Regularity for nonuniformly elliptic equations with $p,q-$growth and explicit $x,u-$dependence

TL;DR

This paper establishes regularity results for weak solutions to nonuniformly elliptic equations with p,q-growth conditions, including cases with explicit dependence on x and u, advancing understanding of solution smoothness under complex growth scenarios.

Contribution

It introduces a set of assumptions ensuring local boundedness and Lipschitz continuity for solutions with p,q-growth and explicit (x,u)-dependence, extending previous theories to more general contexts.

Findings

Proved local boundedness of solutions.

Established local Lipschitz continuity.

Handled explicit (x,u)-dependence in growth conditions.

Abstract

We are interested in the regularity of weak solutions $u$ to the elliptic equation in divergence form; precisely in their local boundedness and their local Lipschitz continuity under general growth conditions, the so called $p,q-$growth conditions.
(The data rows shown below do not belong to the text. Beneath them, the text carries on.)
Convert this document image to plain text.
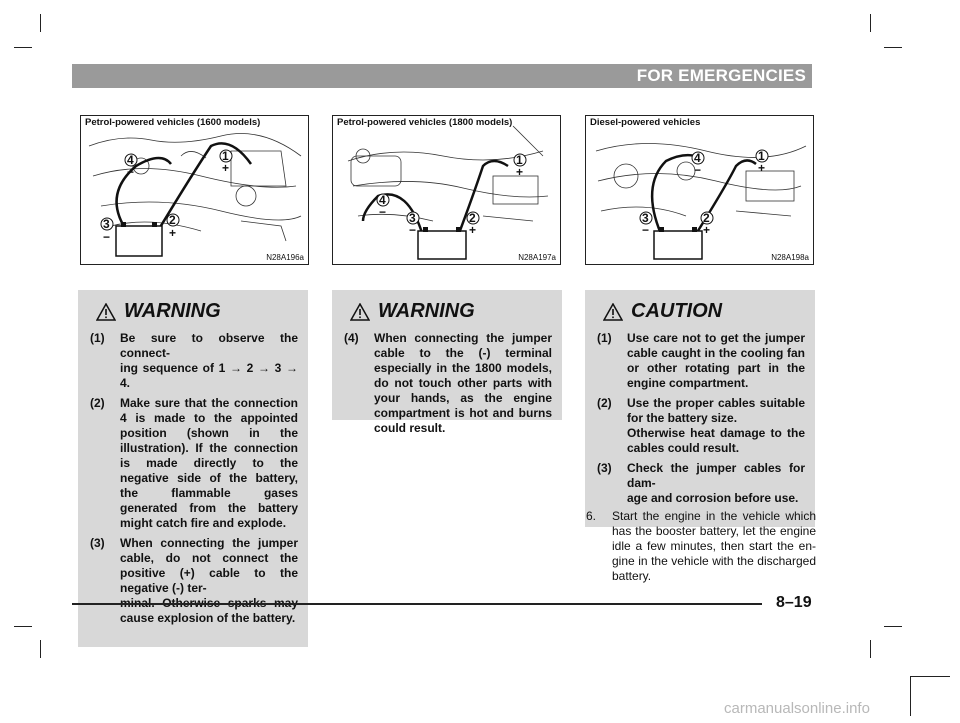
FOR EMERGENCIES
4
−
1
+
3
−
2
+
Petrol-powered vehicles (1600 models)
N28A196a
4
−
1
+
3
−
2
+
Petrol-powered vehicles (1800 models)
N28A197a
4
−
1
+
3
−
2
+
Diesel-powered vehicles
N28A198a
WARNING
(1)	Be sure to observe the connect-
ing sequence of 1 → 2 → 3 → 4.
(2)	Make sure that the connection 4 is made to the appointed position (shown in the illustration). If the connection is made directly to the negative side of the battery, the flammable gases generated from the battery might catch fire and explode.
(3)	When connecting the jumper cable, do not connect the positive (+) cable to the negative (-) ter-
cause explosion of the battery.
WARNING
(4)	When connecting the jumper cable to the (-) terminal especially in the 1800 models, do not touch other parts with your hands, as the engine compartment is hot and burns could result.
CAUTION
(1)	Use care not to get the jumper cable caught in the cooling fan or other rotating part in the engine compartment.
(2)	Use the proper cables suitable for the battery size.
Otherwise heat damage to the cables could result.
(3)	Check the jumper cables for dam-
age and corrosion before use.
6.	Start the engine in the vehicle which has the booster battery, let the engine idle a few minutes, then start the en- gine in the vehicle with the discharged battery.
8–19
carmanualsonline.info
We found a unique set of assumptions to get all these regularity properties at the same time; in the meantime we also found the way to treat a more general context, with explicit dependence on $( x,u) $, other than on the gradient variable $\xi =Du$; these aspects require particular attention due to the $p,q-$context, with some differences and new difficulties compared to the standard case $p=q$.